Накануне свадьбы Матвеевна водила пальцем по списку: "Выпивка есть, угощение, Трофимовне за постой отдала, жениховскую родню всех разместила и не вповалку". Помуслякав пальцы, посчитала купюры, удовлетворенно кивнула и позвала дочь:
-Рита! Я швее за платье ещё двадцать рублей накинуть хочу - больно фасон хорош. А! Надо ещё будет Геньке за баян, тьфу, ладно, отдам портнихе десятку сверху-то.

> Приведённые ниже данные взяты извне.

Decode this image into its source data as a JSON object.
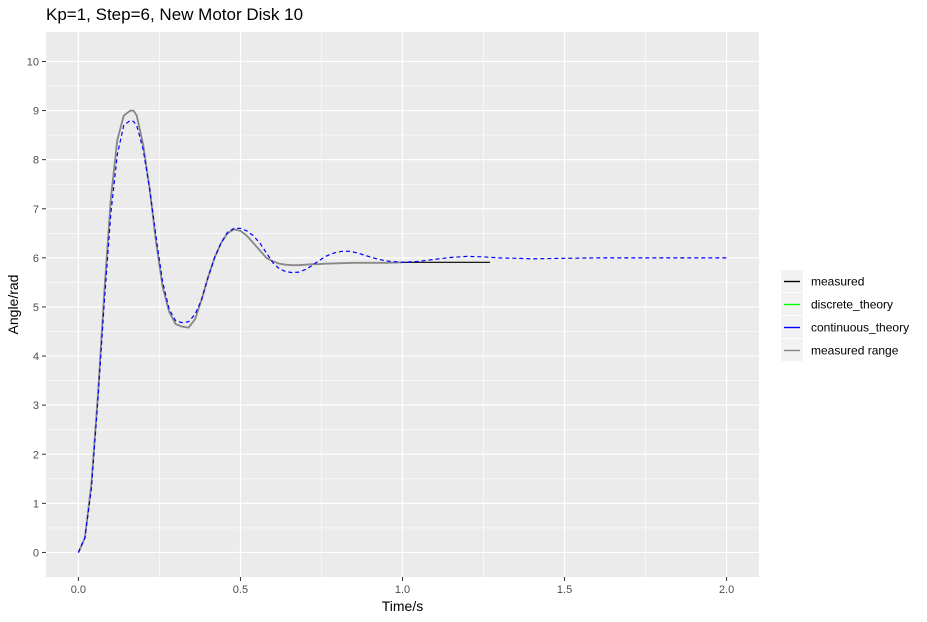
{
  "chart_data": {
    "type": "line",
    "title": "Kp=1, Step=6, New Motor Disk 10",
    "xlabel": "Time/s",
    "ylabel": "Angle/rad",
    "xlim": [
      -0.1,
      2.1
    ],
    "ylim": [
      -0.5,
      10.6
    ],
    "x_ticks": [
      0.0,
      0.5,
      1.0,
      1.5,
      2.0
    ],
    "x_tick_labels": [
      "0.0",
      "0.5",
      "1.0",
      "1.5",
      "2.0"
    ],
    "y_ticks": [
      0,
      1,
      2,
      3,
      4,
      5,
      6,
      7,
      8,
      9,
      10
    ],
    "y_tick_labels": [
      "0",
      "1",
      "2",
      "3",
      "4",
      "5",
      "6",
      "7",
      "8",
      "9",
      "10"
    ],
    "grid": true,
    "legend_position": "right",
    "series": [
      {
        "name": "measured",
        "color": "#000000",
        "dash": "solid",
        "x": [
          0,
          0.02,
          0.04,
          0.06,
          0.08,
          0.1,
          0.12,
          0.14,
          0.16,
          0.17,
          0.18,
          0.2,
          0.22,
          0.24,
          0.26,
          0.28,
          0.3,
          0.32,
          0.34,
          0.36,
          0.38,
          0.4,
          0.42,
          0.44,
          0.46,
          0.48,
          0.5,
          0.52,
          0.54,
          0.56,
          0.58,
          0.6,
          0.62,
          0.64,
          0.66,
          0.68,
          0.7,
          0.72,
          0.74,
          0.76,
          0.8,
          0.85,
          0.9,
          0.95,
          1.0,
          1.05,
          1.1,
          1.15,
          1.2,
          1.27
        ],
        "y": [
          0,
          0.3,
          1.4,
          3.2,
          5.3,
          7.2,
          8.4,
          8.9,
          9.0,
          9.0,
          8.9,
          8.3,
          7.4,
          6.3,
          5.4,
          4.9,
          4.65,
          4.6,
          4.58,
          4.75,
          5.15,
          5.6,
          6.0,
          6.3,
          6.5,
          6.58,
          6.55,
          6.45,
          6.3,
          6.15,
          6.0,
          5.93,
          5.88,
          5.86,
          5.85,
          5.85,
          5.86,
          5.87,
          5.87,
          5.88,
          5.89,
          5.9,
          5.9,
          5.9,
          5.91,
          5.91,
          5.91,
          5.91,
          5.91,
          5.91
        ]
      },
      {
        "name": "discrete_theory",
        "color": "#00ff00",
        "dash": "solid",
        "x": [],
        "y": []
      },
      {
        "name": "continuous_theory",
        "color": "#0000ff",
        "dash": "dashed",
        "x": [
          0,
          0.02,
          0.04,
          0.06,
          0.08,
          0.1,
          0.12,
          0.14,
          0.16,
          0.17,
          0.18,
          0.2,
          0.22,
          0.24,
          0.26,
          0.28,
          0.3,
          0.32,
          0.34,
          0.36,
          0.38,
          0.4,
          0.42,
          0.44,
          0.46,
          0.48,
          0.5,
          0.52,
          0.54,
          0.56,
          0.58,
          0.6,
          0.62,
          0.64,
          0.66,
          0.68,
          0.7,
          0.72,
          0.74,
          0.76,
          0.78,
          0.8,
          0.82,
          0.84,
          0.86,
          0.88,
          0.9,
          0.92,
          0.94,
          0.96,
          1.0,
          1.05,
          1.1,
          1.15,
          1.2,
          1.25,
          1.3,
          1.35,
          1.4,
          1.5,
          1.6,
          1.7,
          1.8,
          1.9,
          2.0
        ],
        "y": [
          0,
          0.3,
          1.3,
          3.1,
          5.1,
          6.9,
          8.1,
          8.7,
          8.8,
          8.78,
          8.7,
          8.2,
          7.4,
          6.4,
          5.5,
          4.95,
          4.72,
          4.68,
          4.7,
          4.85,
          5.15,
          5.6,
          6.0,
          6.3,
          6.52,
          6.6,
          6.6,
          6.55,
          6.45,
          6.3,
          6.1,
          5.9,
          5.78,
          5.72,
          5.7,
          5.71,
          5.76,
          5.84,
          5.93,
          6.02,
          6.08,
          6.12,
          6.14,
          6.13,
          6.1,
          6.06,
          6.02,
          5.98,
          5.95,
          5.93,
          5.91,
          5.93,
          5.97,
          6.01,
          6.03,
          6.02,
          6.0,
          5.99,
          5.98,
          5.99,
          6.0,
          6.0,
          6.0,
          6.0,
          6.0
        ]
      },
      {
        "name": "measured range",
        "color": "#888888",
        "dash": "solid",
        "x": [
          0,
          0.02,
          0.04,
          0.06,
          0.08,
          0.1,
          0.12,
          0.14,
          0.16,
          0.17,
          0.18,
          0.2,
          0.22,
          0.24,
          0.26,
          0.28,
          0.3,
          0.32,
          0.34,
          0.36,
          0.38,
          0.4,
          0.42,
          0.44,
          0.46,
          0.48,
          0.5,
          0.52,
          0.54,
          0.56,
          0.58,
          0.6,
          0.62,
          0.64,
          0.66,
          0.68,
          0.7,
          0.72,
          0.74,
          0.76,
          0.8,
          0.85,
          0.9,
          0.95,
          1.0
        ],
        "y": [
          0,
          0.3,
          1.4,
          3.2,
          5.3,
          7.2,
          8.4,
          8.9,
          9.0,
          9.0,
          8.9,
          8.3,
          7.4,
          6.3,
          5.4,
          4.9,
          4.65,
          4.6,
          4.58,
          4.75,
          5.15,
          5.6,
          6.0,
          6.3,
          6.5,
          6.58,
          6.55,
          6.45,
          6.3,
          6.15,
          6.0,
          5.93,
          5.88,
          5.86,
          5.85,
          5.85,
          5.86,
          5.87,
          5.87,
          5.88,
          5.89,
          5.9,
          5.9,
          5.9,
          5.91
        ]
      }
    ]
  }
}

-Маманя, может, не надо дядю Геню звать? У Юрасика родители и сестры-то интеллигентные, институты закончили, а если дядя Геня чего выкинет, номер какой? - в комнату зашла крупная некрасивая веснушчатая девка в ситцевом платье.
-Не перечь! Какая свадьба без баяна? А Генька ещё и на нашей с отцом наяривал - на той стороне реки слыхать было, как веселились. Портниха-то когда будет? А то вроде гроза собралася, не ровно прольет, размоет путь-то, - нахмурилась мать. Рита глянула в окно, охнула - небо сплошь заволокло тучами. И, словно в насмешку, сверкнула молния, а потом так грохнуло, что стекла задрожали.

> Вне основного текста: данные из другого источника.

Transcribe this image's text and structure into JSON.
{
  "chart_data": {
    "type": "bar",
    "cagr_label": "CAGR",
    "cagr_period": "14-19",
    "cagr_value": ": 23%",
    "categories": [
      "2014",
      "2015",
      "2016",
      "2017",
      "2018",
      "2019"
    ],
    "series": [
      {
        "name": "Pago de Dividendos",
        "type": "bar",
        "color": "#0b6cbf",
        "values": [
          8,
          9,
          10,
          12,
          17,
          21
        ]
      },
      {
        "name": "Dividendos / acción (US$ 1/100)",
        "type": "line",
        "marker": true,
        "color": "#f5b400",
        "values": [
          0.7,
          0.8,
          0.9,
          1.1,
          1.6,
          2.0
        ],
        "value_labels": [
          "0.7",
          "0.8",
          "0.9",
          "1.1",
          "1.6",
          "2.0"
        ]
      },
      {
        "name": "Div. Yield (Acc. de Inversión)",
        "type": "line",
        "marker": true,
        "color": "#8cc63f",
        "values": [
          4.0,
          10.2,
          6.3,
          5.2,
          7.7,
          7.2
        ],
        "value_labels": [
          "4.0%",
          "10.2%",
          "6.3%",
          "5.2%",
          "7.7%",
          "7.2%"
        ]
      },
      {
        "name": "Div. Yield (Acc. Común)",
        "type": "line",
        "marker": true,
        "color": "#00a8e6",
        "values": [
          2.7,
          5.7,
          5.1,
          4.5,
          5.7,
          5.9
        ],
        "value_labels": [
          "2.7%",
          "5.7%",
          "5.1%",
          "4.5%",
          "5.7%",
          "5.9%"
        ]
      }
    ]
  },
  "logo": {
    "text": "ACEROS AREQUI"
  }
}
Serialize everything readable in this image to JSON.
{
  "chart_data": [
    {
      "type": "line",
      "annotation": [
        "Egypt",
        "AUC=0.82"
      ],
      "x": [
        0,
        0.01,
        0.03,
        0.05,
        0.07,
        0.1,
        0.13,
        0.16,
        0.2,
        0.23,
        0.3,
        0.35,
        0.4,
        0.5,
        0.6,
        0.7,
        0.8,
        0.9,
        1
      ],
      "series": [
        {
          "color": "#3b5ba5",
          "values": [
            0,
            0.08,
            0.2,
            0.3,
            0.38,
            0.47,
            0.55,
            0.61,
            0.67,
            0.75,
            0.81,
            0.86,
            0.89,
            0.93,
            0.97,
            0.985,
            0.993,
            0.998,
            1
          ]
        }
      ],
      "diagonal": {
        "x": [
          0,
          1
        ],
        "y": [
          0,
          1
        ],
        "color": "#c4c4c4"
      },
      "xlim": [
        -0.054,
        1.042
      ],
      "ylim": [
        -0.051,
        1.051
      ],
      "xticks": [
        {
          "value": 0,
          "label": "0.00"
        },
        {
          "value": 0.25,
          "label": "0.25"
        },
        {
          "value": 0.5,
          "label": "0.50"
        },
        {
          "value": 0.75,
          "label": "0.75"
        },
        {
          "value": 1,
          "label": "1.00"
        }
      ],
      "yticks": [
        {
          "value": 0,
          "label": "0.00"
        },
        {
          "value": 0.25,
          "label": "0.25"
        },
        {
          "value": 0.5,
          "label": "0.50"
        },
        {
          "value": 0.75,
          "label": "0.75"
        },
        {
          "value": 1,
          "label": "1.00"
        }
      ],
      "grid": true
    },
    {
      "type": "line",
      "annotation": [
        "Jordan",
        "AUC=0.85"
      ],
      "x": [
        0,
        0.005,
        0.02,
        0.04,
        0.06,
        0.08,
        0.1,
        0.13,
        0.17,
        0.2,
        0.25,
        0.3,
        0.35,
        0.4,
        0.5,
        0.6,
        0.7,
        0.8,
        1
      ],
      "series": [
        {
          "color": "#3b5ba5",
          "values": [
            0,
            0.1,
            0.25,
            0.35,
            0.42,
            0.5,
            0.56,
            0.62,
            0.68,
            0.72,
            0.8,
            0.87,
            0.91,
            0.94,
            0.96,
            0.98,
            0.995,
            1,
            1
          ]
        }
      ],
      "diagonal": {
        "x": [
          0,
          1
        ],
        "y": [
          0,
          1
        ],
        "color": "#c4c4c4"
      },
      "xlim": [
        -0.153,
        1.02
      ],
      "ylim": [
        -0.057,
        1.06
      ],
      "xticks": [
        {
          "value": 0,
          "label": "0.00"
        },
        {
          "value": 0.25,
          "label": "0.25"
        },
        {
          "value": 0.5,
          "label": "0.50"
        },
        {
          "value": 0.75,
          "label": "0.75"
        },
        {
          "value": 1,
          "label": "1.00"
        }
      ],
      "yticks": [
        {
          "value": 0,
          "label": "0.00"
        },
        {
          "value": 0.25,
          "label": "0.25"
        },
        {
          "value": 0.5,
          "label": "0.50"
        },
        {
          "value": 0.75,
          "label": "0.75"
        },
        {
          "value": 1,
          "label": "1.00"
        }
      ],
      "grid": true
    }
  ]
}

- Eдрёна Матрёна! - Матвеевна кинулась во двор снимать белье. Вернулась промокшая, крикнула на дочь:
- Ты че стоишь как вкопанная? Иди, ведра расставь.
Рита не сдвинулась с места. Став ещё некрасивее, отчаянно зарыдала, произнося с придыханием:
- Не... смо...жет... плать...е при...вез...ти, в чем...я...бу...ду...
- Не каркай, а то накаркаешь! - рявкнула Матвеевна. Однако ясно уже, что пропало платье. "Тьфу, нечистая". Вечером сидели грустные, поникшие, Рита всё ревела. Как назло, в доме ни метра белой ткани, ну не из простыни же шить. Мать глядела на окна, за которыми бушевал ливень, и, горестно вздыхая, что-то считала, прикидывала. А утром платье, красивое, белое, с оборочками и рюшами висело на дверце шкафа. "Хоть мы и не выспались, и окна без тюля остались, зато девка при наряде", - думала женщина, помогая дочери одеться.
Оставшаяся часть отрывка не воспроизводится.